Служебное досье… Бертгольд дорого бы дал, чтобы заглянуть в него хоть краешком глаза. Что хранится там, погребенное до поры до времени? У него были веские основания считать, что в папке наряду с положительными аттестациями лежит немало документов, компрометирующих его, и в частности не один, связанный с именем Антона Дрекслера.
Дрекслер!
И дернула же нелегкая поставить не на тот номер.
В последние годы Бертгольд все чаще и чаще с недобрым чувством вспоминал злополучное утро 25 февраля 1920 года, когда он, старший офицер разведотделения при штабе Мюнхенского округа, сделал первый опрометчивый шаг. Мог ли он предполагать в тот день, беря в руки два листка бумаги с текстом, бледно оттиснутым на шапирографе, что в них, в этих двух листках, его судьба? Тогда он просто прочел текст и подумал, что осведомитель, внедренный отделением в недавно созданную Германскую рабочую партию — ДАП[1] работает старательно. Интересно, как он ухитрился раздобыть так быстро эти бумажки, содержащие программу партии, если программа была принята только вчера вечером? Бертгольд не спеша жирно подчеркнул карандашом два пункта программы — третий и двадцать второй. В них было записано: «Мы требуем территории и земли (колоний)…», «Мы требуем упразднения наемного войска и образования армии».
Реванш?
Бертгольд перечитал оба пункта, словно надеясь отыскать в них иной смысл. Нет, все точно: ДАП призывала к реваншу. Открыто, не боясь дать правительству и оккупационным властям повод для запрета. Заинтересованный, Бертгольд в течение дня срочно поднял из архивов отделения оперативные материалы по ДАП. Знать о партиях, течениях и группировках все — это входило в его служебные функции. Он держал осведомителей практически в каждой из организаций, действовавших на территории Мюнхенского военного округа. Рейхсвер формально стоял вне политики; однако на деле он активно вмешивался в политическую игру в качестве третьей силы; сто тысяч штыков — таков был его аргумент, когда он желал поддержать или убрать кого-нибудь со сцены. Бертгольд, разумеется, не принадлежал к числу тех, кто решал государственные проблемы; его обязанности были скромными: поставлять достоверную информацию командованию и своевременно проникать в тайны внутрипартийных и межпартийных сделок. Вот и все.

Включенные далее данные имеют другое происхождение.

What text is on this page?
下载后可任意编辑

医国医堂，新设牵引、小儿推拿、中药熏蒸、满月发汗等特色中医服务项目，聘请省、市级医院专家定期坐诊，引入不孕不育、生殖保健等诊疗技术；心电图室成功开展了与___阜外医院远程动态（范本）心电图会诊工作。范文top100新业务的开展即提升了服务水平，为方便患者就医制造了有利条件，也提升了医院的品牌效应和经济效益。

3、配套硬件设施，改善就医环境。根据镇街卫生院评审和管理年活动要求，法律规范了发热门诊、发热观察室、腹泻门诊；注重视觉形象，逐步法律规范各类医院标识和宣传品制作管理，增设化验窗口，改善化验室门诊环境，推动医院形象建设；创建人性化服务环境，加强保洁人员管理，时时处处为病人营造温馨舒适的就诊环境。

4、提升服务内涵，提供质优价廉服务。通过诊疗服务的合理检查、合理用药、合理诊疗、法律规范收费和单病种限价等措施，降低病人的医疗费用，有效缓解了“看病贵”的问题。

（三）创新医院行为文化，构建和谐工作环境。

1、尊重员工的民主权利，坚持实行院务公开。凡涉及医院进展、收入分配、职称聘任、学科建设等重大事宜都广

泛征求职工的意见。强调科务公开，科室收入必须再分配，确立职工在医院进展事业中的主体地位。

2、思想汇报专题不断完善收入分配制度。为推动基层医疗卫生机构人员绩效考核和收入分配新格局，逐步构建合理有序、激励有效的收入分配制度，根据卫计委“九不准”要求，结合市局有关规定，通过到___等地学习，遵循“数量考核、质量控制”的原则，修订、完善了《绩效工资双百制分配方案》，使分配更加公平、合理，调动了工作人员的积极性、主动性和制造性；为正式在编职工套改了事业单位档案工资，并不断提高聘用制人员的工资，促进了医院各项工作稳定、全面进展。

Приступая к изучению материалов по ДАП, Клаус, естественно, еще не знал, что к концу дня придет к мысли использовать свое служебное положение и превратиться из сборщика информации в участника политической игры, ведя ее на свой страх и риск. Просто программа национал-социализма разбудила в его душе боль от раны, нанесенной поражением и бегством кайзера. Для него, кадрового офицера, капитуляция была не актом, закреплявшим положение вещей, а несмываемым пятном на безупречном мундире армии. Еще в школе он мечтал о погонах и там же жадно усваивал мысль о том, что Германия — государство избранных, а немецкий народ отмечен провидением, чтобы господствовать и повелевать… Право господина… Капитуляция отняла его, не дав взамен ничего, кроме репараций, инфляции и хаоса.